『ぼくが選ぶ ぼくのいる場所』(吉富多美著)
虐待など不適切な養育やヤングケアラーといった言葉は、子どもを取り巻く物語の頻出単語となりつつある。現実は、児童相談所への虐待の相談件数が年約22万件、ヤングケアラーは1学級に1~2人の割合でいるとされる。子どもを取り上げた作品で頻出するのは、現実の投影だ。友人に紹介され読んだ吉富多美さん著『ぼくが選ぶ ぼくのいる場所』(2023年7月、金の星社)もその1冊である。
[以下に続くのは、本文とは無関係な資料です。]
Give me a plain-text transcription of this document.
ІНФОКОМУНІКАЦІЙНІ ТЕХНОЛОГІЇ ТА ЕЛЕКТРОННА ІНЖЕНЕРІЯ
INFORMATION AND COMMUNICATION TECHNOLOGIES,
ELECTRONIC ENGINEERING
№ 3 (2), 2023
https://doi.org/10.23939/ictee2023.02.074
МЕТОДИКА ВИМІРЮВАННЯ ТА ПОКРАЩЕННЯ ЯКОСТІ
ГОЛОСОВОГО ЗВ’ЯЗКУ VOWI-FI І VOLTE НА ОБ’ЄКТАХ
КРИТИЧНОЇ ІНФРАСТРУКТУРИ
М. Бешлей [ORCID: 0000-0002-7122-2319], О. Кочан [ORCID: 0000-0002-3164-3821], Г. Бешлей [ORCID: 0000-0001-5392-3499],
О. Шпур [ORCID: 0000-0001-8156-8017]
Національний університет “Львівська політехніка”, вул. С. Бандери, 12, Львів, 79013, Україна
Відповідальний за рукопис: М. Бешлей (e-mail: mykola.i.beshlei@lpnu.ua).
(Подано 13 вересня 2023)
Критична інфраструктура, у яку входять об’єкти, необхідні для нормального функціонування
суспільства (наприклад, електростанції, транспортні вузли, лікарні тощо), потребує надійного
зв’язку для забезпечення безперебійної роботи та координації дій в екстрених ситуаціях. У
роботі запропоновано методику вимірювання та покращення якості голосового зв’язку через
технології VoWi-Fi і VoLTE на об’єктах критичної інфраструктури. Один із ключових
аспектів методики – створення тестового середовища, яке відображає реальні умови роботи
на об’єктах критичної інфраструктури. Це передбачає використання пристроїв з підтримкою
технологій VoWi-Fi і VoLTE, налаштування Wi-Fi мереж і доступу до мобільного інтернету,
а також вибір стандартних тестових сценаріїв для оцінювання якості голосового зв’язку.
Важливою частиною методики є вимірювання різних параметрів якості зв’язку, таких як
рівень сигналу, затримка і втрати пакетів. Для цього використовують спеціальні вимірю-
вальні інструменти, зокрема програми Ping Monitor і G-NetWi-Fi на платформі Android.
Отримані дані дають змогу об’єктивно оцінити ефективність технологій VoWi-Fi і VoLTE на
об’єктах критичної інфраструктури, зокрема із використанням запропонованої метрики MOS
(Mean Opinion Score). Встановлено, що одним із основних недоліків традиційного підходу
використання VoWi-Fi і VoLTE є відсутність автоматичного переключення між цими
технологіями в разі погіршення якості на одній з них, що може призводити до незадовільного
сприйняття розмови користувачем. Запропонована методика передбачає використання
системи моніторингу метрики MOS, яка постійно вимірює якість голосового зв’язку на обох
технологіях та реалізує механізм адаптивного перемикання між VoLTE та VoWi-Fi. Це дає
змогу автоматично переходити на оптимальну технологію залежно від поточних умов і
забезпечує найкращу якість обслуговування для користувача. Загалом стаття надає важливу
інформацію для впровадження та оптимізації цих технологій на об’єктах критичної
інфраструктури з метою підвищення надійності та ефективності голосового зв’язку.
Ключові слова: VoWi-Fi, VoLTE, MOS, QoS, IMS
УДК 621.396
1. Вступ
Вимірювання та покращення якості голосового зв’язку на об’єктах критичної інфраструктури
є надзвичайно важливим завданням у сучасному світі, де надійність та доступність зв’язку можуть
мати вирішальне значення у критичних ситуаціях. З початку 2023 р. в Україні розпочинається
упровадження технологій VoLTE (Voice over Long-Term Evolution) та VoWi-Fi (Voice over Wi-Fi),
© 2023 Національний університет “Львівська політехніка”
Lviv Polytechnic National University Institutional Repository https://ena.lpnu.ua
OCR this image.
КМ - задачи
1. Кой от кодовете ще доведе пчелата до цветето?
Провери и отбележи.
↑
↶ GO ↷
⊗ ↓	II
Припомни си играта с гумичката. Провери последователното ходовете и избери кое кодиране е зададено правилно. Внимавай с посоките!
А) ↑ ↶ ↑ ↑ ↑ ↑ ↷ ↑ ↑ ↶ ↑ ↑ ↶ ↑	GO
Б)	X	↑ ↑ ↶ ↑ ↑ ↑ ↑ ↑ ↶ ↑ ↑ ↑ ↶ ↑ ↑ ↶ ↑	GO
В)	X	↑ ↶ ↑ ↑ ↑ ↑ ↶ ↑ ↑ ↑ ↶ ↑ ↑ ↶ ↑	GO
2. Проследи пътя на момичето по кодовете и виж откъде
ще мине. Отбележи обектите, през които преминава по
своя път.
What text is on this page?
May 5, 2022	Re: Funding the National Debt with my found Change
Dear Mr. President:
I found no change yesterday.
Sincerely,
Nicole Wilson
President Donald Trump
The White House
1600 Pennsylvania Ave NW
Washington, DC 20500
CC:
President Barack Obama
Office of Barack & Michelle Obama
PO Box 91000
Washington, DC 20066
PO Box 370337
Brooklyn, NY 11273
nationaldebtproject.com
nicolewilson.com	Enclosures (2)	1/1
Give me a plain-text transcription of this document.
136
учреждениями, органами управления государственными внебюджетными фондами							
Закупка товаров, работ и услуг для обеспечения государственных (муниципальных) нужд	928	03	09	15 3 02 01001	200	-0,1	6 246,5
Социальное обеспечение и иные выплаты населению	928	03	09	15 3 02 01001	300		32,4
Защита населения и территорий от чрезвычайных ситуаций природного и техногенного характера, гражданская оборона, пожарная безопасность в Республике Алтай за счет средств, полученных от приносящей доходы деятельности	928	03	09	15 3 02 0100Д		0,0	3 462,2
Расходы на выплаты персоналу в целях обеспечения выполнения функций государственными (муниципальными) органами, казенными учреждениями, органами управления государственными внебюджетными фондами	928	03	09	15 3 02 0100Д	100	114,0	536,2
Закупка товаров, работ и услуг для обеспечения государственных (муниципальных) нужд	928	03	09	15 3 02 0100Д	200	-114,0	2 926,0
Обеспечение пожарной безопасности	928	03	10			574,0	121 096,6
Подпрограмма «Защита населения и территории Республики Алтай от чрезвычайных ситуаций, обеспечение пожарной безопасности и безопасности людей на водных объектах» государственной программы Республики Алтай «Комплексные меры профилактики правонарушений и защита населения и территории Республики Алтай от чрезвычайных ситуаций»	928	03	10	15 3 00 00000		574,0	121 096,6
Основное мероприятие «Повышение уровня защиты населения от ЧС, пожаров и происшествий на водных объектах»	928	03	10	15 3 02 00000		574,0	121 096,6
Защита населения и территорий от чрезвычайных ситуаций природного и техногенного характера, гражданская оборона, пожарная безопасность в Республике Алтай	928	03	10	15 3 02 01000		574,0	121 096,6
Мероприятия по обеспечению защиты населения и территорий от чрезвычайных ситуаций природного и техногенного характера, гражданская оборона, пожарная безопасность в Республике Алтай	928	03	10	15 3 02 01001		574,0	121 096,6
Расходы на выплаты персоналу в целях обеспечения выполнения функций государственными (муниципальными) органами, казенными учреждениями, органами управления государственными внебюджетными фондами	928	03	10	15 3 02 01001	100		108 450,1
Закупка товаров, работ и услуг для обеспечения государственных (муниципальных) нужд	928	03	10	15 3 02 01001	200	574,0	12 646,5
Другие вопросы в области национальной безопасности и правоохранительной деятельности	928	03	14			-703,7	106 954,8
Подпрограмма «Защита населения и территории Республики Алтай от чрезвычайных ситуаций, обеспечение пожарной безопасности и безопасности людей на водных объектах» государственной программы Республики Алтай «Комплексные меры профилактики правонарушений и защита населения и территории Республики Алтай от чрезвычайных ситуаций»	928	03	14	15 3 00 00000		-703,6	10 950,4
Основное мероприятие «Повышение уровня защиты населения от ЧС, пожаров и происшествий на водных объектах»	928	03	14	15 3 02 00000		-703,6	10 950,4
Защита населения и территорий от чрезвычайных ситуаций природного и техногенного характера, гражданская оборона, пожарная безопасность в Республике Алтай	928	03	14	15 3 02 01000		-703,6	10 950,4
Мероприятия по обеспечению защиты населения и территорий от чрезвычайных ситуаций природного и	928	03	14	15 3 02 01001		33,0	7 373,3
しかも、児童文学だ。
小学5年生のつむぎはアルコール依存症の母が連れてきた男から、家事をやらされ虐待を受ける。母のために耐えるつむぎだったが転校先の教師、友人、親戚らとの関わりの中で、自分のいる環境が本来子どものいるべきものでないことに気付いていく。
つむぎは転校してすぐ、こんな授業を受ける。担任の先生が「子どもの権利条約」と板書し呼び掛ける。「自分にとって最善の利益とはどういうことなのか。それを考えるのが、五年二組の一年を通してのテーマだったよな」。
現実の学校現場はどうか。今年は子どもの権利条約批准から30年の節目。国際NGOセーブ・ザ・チルドレン・ジャパンの調査によると、子どもの権利を「名前だけ知っている」「まったく知らない」教員が3割、学校で子どもの権利教育を特に行っていないとの回答も約半数あった。批准はしたものの、国内法が整備されず浸透しなかったからだろう。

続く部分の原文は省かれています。